Amnesty International defines itself as an organization which “campaign(s) to end abuses of human rights” around the world. It writes research reports on 150 countries and territories describing its perceptions of human rights abuses. It then lobbies governments, and organizes petitions and campaigns to rectify the issues which it concluded needs redress.
The Amnesty reports vary greatly in length. In countries in which Amnesty believed there were few human rights abuses, the reports were very short; where there were extensive abuses, the reports were quite lengthy.
Consider the reports on two Pacific countries, New Zealand and Australia. Amnesty viewed those countries in a very favorable light. The organization barely touched upon the trampled rights and ongoing situation of the indigenous people. The reports contained just 370 and 684 words for New Zealand and Australia, respectively.
Amnesty similarly viewed much of Western Europe through rose tinted glasses. The countries of Denmark, Switzerland and Belgium had reports of just 532, 613 and 670 words, respectively. The fact that they ban minarets for mosques, the wearing of hijabs and burkas, do not permit the ritual slaughter of meat and continue to enforce more and more anti-Jewish and anti-Muslim laws did not ruffle the human rights organization.
Banana republic’s like Cuba, Somalia and Sudan also were treated with gentle hands, with just 877, 853 and 1,191 words written in those reports, respectively. Those countries had some of the worst human rights records in the world. Perhaps Amnesty thought that abject poverty served as an excuse for illiberal policies.

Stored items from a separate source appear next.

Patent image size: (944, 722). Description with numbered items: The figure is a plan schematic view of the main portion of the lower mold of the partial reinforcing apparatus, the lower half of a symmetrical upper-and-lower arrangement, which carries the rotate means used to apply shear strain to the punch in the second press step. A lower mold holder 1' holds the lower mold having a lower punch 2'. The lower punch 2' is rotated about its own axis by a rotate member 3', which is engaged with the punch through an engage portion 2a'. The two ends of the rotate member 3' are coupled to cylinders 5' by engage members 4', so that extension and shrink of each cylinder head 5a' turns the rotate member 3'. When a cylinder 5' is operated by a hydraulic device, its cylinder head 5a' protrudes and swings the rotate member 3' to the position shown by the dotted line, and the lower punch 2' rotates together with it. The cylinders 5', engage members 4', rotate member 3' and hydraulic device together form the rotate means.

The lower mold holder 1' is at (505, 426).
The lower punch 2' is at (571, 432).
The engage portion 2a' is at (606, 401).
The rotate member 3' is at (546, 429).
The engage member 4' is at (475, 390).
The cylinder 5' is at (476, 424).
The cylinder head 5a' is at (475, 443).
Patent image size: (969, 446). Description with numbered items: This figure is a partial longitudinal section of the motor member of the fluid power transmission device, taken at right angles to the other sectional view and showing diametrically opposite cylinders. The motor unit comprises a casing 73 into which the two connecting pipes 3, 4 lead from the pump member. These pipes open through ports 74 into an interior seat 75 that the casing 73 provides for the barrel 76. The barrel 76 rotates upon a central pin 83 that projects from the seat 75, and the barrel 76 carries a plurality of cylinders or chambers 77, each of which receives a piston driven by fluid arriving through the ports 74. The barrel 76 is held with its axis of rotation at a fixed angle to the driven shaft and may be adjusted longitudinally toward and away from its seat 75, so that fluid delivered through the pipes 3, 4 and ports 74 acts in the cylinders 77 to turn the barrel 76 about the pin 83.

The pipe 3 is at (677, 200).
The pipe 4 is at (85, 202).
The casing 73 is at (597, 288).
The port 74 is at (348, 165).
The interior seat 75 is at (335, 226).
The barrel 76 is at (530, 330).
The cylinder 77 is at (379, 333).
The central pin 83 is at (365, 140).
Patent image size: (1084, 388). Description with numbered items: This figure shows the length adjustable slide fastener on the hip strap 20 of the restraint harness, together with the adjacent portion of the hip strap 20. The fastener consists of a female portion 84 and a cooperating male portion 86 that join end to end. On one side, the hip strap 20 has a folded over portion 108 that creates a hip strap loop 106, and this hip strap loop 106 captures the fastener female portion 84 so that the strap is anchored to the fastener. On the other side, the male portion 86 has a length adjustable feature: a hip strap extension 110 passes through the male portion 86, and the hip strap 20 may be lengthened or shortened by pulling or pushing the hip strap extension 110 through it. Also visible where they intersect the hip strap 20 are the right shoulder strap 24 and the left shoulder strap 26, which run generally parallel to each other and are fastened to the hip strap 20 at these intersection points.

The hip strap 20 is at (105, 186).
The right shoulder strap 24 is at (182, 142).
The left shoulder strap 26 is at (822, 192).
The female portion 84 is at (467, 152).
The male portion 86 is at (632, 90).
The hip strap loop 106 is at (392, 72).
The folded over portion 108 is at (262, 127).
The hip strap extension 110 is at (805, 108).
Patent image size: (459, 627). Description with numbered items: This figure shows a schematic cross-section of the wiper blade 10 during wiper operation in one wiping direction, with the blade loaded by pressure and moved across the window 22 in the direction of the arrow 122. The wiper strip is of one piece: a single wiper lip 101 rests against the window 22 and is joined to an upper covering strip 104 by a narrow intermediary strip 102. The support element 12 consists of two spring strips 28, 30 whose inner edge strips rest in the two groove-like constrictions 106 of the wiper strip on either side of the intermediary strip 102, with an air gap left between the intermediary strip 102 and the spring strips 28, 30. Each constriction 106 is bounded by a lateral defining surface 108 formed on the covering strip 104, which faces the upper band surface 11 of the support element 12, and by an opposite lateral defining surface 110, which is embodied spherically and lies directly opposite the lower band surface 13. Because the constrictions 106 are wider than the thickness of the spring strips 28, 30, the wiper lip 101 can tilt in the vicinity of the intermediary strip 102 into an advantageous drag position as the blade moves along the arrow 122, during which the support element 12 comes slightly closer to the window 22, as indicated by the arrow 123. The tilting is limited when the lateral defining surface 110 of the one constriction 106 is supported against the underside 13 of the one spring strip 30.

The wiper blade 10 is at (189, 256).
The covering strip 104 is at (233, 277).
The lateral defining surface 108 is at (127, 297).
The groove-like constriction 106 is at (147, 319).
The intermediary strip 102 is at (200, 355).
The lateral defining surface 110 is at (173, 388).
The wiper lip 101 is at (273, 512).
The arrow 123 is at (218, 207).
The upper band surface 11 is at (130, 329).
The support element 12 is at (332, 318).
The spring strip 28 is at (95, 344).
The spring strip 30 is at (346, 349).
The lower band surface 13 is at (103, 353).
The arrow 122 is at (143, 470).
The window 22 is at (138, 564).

But the oil rich Gulf countries were also spared Amnesty’s intense attention. Oman, the UAE, Qatar and Bahrain had 719, 1013, 1091 and 1539 word-reports, respectively. The lack of worker and women’s rights, religious freedoms and those of the press and assembly were seemingly blinded by a buck.
Several of the nuclear powers seemed to be treated a bit worse, even though there was no language admonishing the countries for having nuclear power. France and the United Kingdom had 1,193 and 1,726 word reports written about them, respectively. North Korea – perhaps a combination of both a banana republic and nuclear power had 1,269 word printed about its human rights abuses. Yes, that North Korea, which is one of the least free countries in the world according to Freedom House, received a fraction of the ink that Amnesty wrote about the UK.
According to Amnesty, the worst of the worst countries abusing human rights appeared to be those with long 2,000+ word reports. Some of these countries were indeed horrific places to live such as Syria and Afghanistan. But look at the list below and consider which countries received the most attention.
|Country||Words in Report|
It is perhaps not a surprise that China and Turkey – countries which jail the most journalists – or Russia, which kills many journalists, were high on the list for an organization that does a lot of research and writing.
But in what world can anyone seriously consider the reports of an organization that believes that Israel and the United States are worse human rights abusers than Syria and Saudi Arabia?
It is perhaps no surprise that NGO Monitor labeled the group “Shamnesty International” for not doing thorough and balanced research.
An example of the imbalance and bias can be found by doing a simple search under one of Amnesty’s core topics: Child Soldiers. While Amnesty reported on the terrible practice in Congo and South Sudan, it could not be bothered to describe the Palestinian Arab teenagers who are actively involved in terrorism on behalf of Hamas and also used as human shields, even while the organization went through great lengths to report on Israel’s perceived abuses.
Amnesty’s call for action and protests also fall flat. Did Amnesty ever call on the world to boycott Turkey for its illegal occupation of northern Cyprus since 1974? Nope. An arms embargo for its slaughter of the Kurdish minority? Nope. Maybe calls for halting cultural exchanges with a country that jails more journalists and dissidents than any country in the world? No way.
Amnesty only targets Israel. It called for an arms embargo. It called for a boycott of goods made in the Israeli territories in Judea and Samaria. In its focus on Israel and the Palestinians, did the organization ever call out Hamas? Well, yes, sort of. In 2010, Amnesty called on Hamas to not execute Palestinian collaborators with Israel.
Amnesty didn’t completely ignore the Palestinians. in a section devoted to “Palestine (State of),” the organization wrote a grand total of 1,623 words – slightly less than the United Kingdom. Excessive Force – against Arabs only – got 164 words. The horrible cases of “honor killings” which is absolved by Palestinian law received only 145 words. Torture got only 162. But Amnesty managed to spill 389 words – more than the combined total of abuse of women and torture – on freedoms of assembly and the press. Zero words – nothing – about the ongoing war against Israel. That stood in sharp contrast to its report on Israel which was almost completely devoted to Israel’s action (never noted as defensive) against Palestinians in Gaza and the West Bank.
Amnesty International presents like many organizations which appear to be advancing the case for human rights around the world. However, scratching the surface reveals yet another jaundiced operation unfairly targeting the thriving liberal democracy that is Israel which sits in the middle of a region of human rights abusers.